The action has been undertaken at the University of Valencia under the supervision of Prof. Mónica Bolufer. It comprised a transversal training in gender history and the acquisition of transferable skills, as well as a targeted program of dissemination and communication activities. Prof. Bolufer’s ERC-funded research project “Circulating Gender in the Global Enlightenment: Ideas, Networks, Agencies (CIRGEN)”, which focused on transnational approaches to gender, identities, and cultural mediations in Enlightenment societies and cultures, was highly complementary to the researcher's experience as an historian of eighteenth-century science, making UVEG the perfect locus for the ON THE SPOT project.

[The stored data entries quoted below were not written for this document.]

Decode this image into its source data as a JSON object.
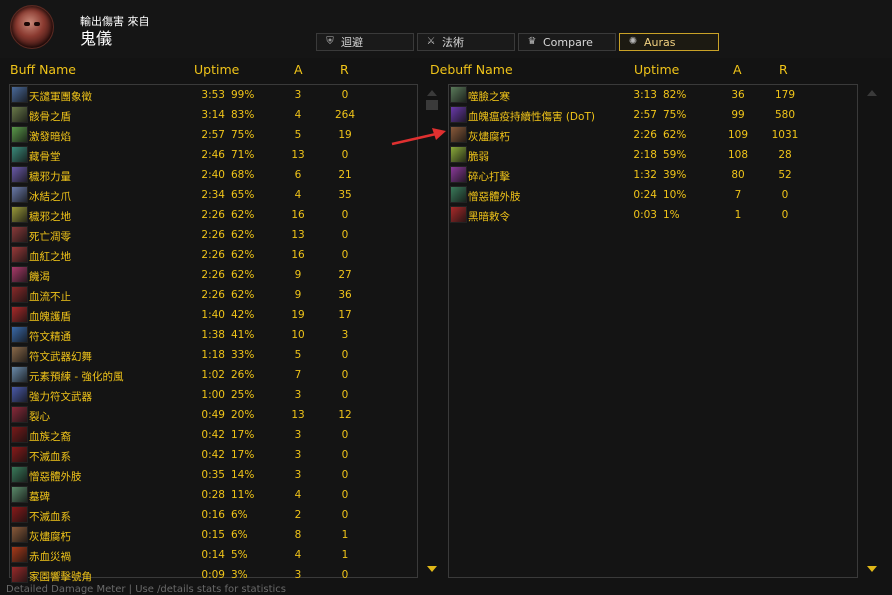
{
  "header": {
    "subtitle": "輸出傷害 來自",
    "title": "鬼儀"
  },
  "tabs": [
    {
      "label": "迴避",
      "icon": "shield-icon",
      "active": false
    },
    {
      "label": "法術",
      "icon": "swords-icon",
      "active": false
    },
    {
      "label": "Compare",
      "icon": "crown-icon",
      "active": false
    },
    {
      "label": "Auras",
      "icon": "aura-icon",
      "active": true
    }
  ],
  "buff_columns": {
    "name": "Buff Name",
    "uptime": "Uptime",
    "a": "A",
    "r": "R"
  },
  "debuff_columns": {
    "name": "Debuff Name",
    "uptime": "Uptime",
    "a": "A",
    "r": "R"
  },
  "buffs": [
    {
      "name": "天譴軍團象徵",
      "time": "3:53",
      "pct": "99%",
      "a": "3",
      "r": "0",
      "color": "#4a6a9a"
    },
    {
      "name": "骸骨之盾",
      "time": "3:14",
      "pct": "83%",
      "a": "4",
      "r": "264",
      "color": "#6a7a4a"
    },
    {
      "name": "激發暗焰",
      "time": "2:57",
      "pct": "75%",
      "a": "5",
      "r": "19",
      "color": "#5a9a4a"
    },
    {
      "name": "藏骨堂",
      "time": "2:46",
      "pct": "71%",
      "a": "13",
      "r": "0",
      "color": "#3a8a7a"
    },
    {
      "name": "穢邪力量",
      "time": "2:40",
      "pct": "68%",
      "a": "6",
      "r": "21",
      "color": "#6a5aaa"
    },
    {
      "name": "冰結之爪",
      "time": "2:34",
      "pct": "65%",
      "a": "4",
      "r": "35",
      "color": "#6a7aaa"
    },
    {
      "name": "穢邪之地",
      "time": "2:26",
      "pct": "62%",
      "a": "16",
      "r": "0",
      "color": "#9a9a3a"
    },
    {
      "name": "死亡凋零",
      "time": "2:26",
      "pct": "62%",
      "a": "13",
      "r": "0",
      "color": "#8a3a3a"
    },
    {
      "name": "血紅之地",
      "time": "2:26",
      "pct": "62%",
      "a": "16",
      "r": "0",
      "color": "#9a3a3a"
    },
    {
      "name": "饑渴",
      "time": "2:26",
      "pct": "62%",
      "a": "9",
      "r": "27",
      "color": "#aa3a6a"
    },
    {
      "name": "血流不止",
      "time": "2:26",
      "pct": "62%",
      "a": "9",
      "r": "36",
      "color": "#8a2a2a"
    },
    {
      "name": "血魄護盾",
      "time": "1:40",
      "pct": "42%",
      "a": "19",
      "r": "17",
      "color": "#aa2a2a"
    },
    {
      "name": "符文精通",
      "time": "1:38",
      "pct": "41%",
      "a": "10",
      "r": "3",
      "color": "#3a6aaa"
    },
    {
      "name": "符文武器幻舞",
      "time": "1:18",
      "pct": "33%",
      "a": "5",
      "r": "0",
      "color": "#8a6a4a"
    },
    {
      "name": "元素預練 - 強化的風",
      "time": "1:02",
      "pct": "26%",
      "a": "7",
      "r": "0",
      "color": "#6a8aaa"
    },
    {
      "name": "強力符文武器",
      "time": "1:00",
      "pct": "25%",
      "a": "3",
      "r": "0",
      "color": "#4a5aaa"
    },
    {
      "name": "裂心",
      "time": "0:49",
      "pct": "20%",
      "a": "13",
      "r": "12",
      "color": "#8a2a3a"
    },
    {
      "name": "血族之裔",
      "time": "0:42",
      "pct": "17%",
      "a": "3",
      "r": "0",
      "color": "#7a1a1a"
    },
    {
      "name": "不滅血系",
      "time": "0:42",
      "pct": "17%",
      "a": "3",
      "r": "0",
      "color": "#8a1a1a"
    },
    {
      "name": "憎惡體外肢",
      "time": "0:35",
      "pct": "14%",
      "a": "3",
      "r": "0",
      "color": "#3a7a5a"
    },
    {
      "name": "墓碑",
      "time": "0:28",
      "pct": "11%",
      "a": "4",
      "r": "0",
      "color": "#5a8a6a"
    },
    {
      "name": "不滅血系",
      "time": "0:16",
      "pct": "6%",
      "a": "2",
      "r": "0",
      "color": "#8a1a1a"
    },
    {
      "name": "灰燼腐朽",
      "time": "0:15",
      "pct": "6%",
      "a": "8",
      "r": "1",
      "color": "#8a5a3a"
    },
    {
      "name": "赤血災禍",
      "time": "0:14",
      "pct": "5%",
      "a": "4",
      "r": "1",
      "color": "#aa3a1a"
    },
    {
      "name": "家園響擊號角",
      "time": "0:09",
      "pct": "3%",
      "a": "3",
      "r": "0",
      "color": "#9a2a2a"
    }
  ],
  "debuffs": [
    {
      "name": "噬臉之寒",
      "time": "3:13",
      "pct": "82%",
      "a": "36",
      "r": "179",
      "color": "#5a7a5a"
    },
    {
      "name": "血魄瘟疫持續性傷害 (DoT)",
      "time": "2:57",
      "pct": "75%",
      "a": "99",
      "r": "580",
      "color": "#6a3aaa"
    },
    {
      "name": "灰燼腐朽",
      "time": "2:26",
      "pct": "62%",
      "a": "109",
      "r": "1031",
      "color": "#8a5a3a"
    },
    {
      "name": "脆弱",
      "time": "2:18",
      "pct": "59%",
      "a": "108",
      "r": "28",
      "color": "#8aaa3a"
    },
    {
      "name": "碎心打擊",
      "time": "1:32",
      "pct": "39%",
      "a": "80",
      "r": "52",
      "color": "#8a3a9a"
    },
    {
      "name": "憎惡體外肢",
      "time": "0:24",
      "pct": "10%",
      "a": "7",
      "r": "0",
      "color": "#3a7a5a"
    },
    {
      "name": "黑暗敕令",
      "time": "0:03",
      "pct": "1%",
      "a": "1",
      "r": "0",
      "color": "#aa2a2a"
    }
  ],
  "footer": "Detailed Damage Meter | Use /details stats for statistics",
  "accent": "#f0c419",
  "arrow_color": "#e03030"
}
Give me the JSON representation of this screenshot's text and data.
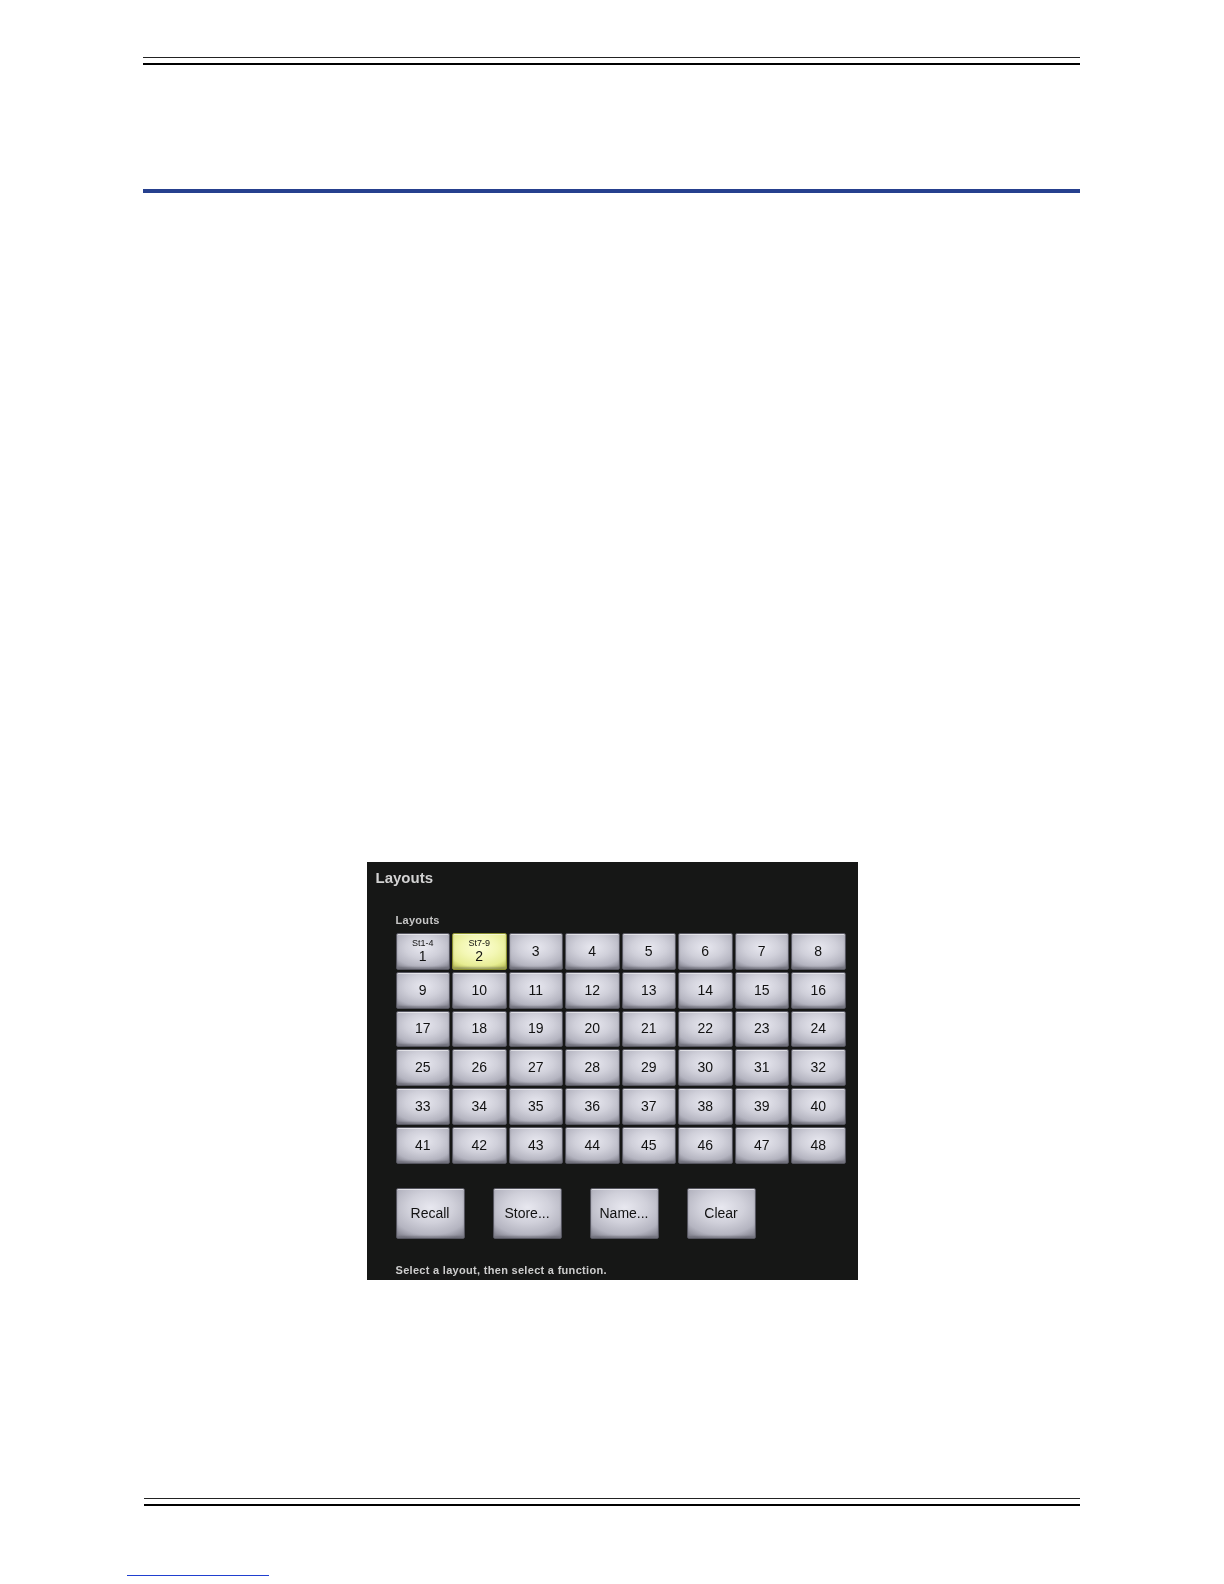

The action had four key scientific objectives: 1) To explore how 18th-century naturalists understood and experienced writing in the field; 2) To understand the role travel journals played in naturalists' working routines; 3) To examine field writing as a collective and gendered activity involving multiple actors, from companions to informants; and 4) To establish new dialogue between the history of science, social and cultural history of travel, and gender history. 4) These objectives combined in the general aim of providing a new methodological framework for approaching naturalists' travel journals through the lens of gender, social history, and the history of emotions.
More broadly, the research aimed at contributing to a more inclusive history of science by recovering women's contributions to knowledge production and showing the role of gender in the history of science, while also enhancing European cultural heritage policies by revealing overlooked perspectives in scientific achievement narratives and archives.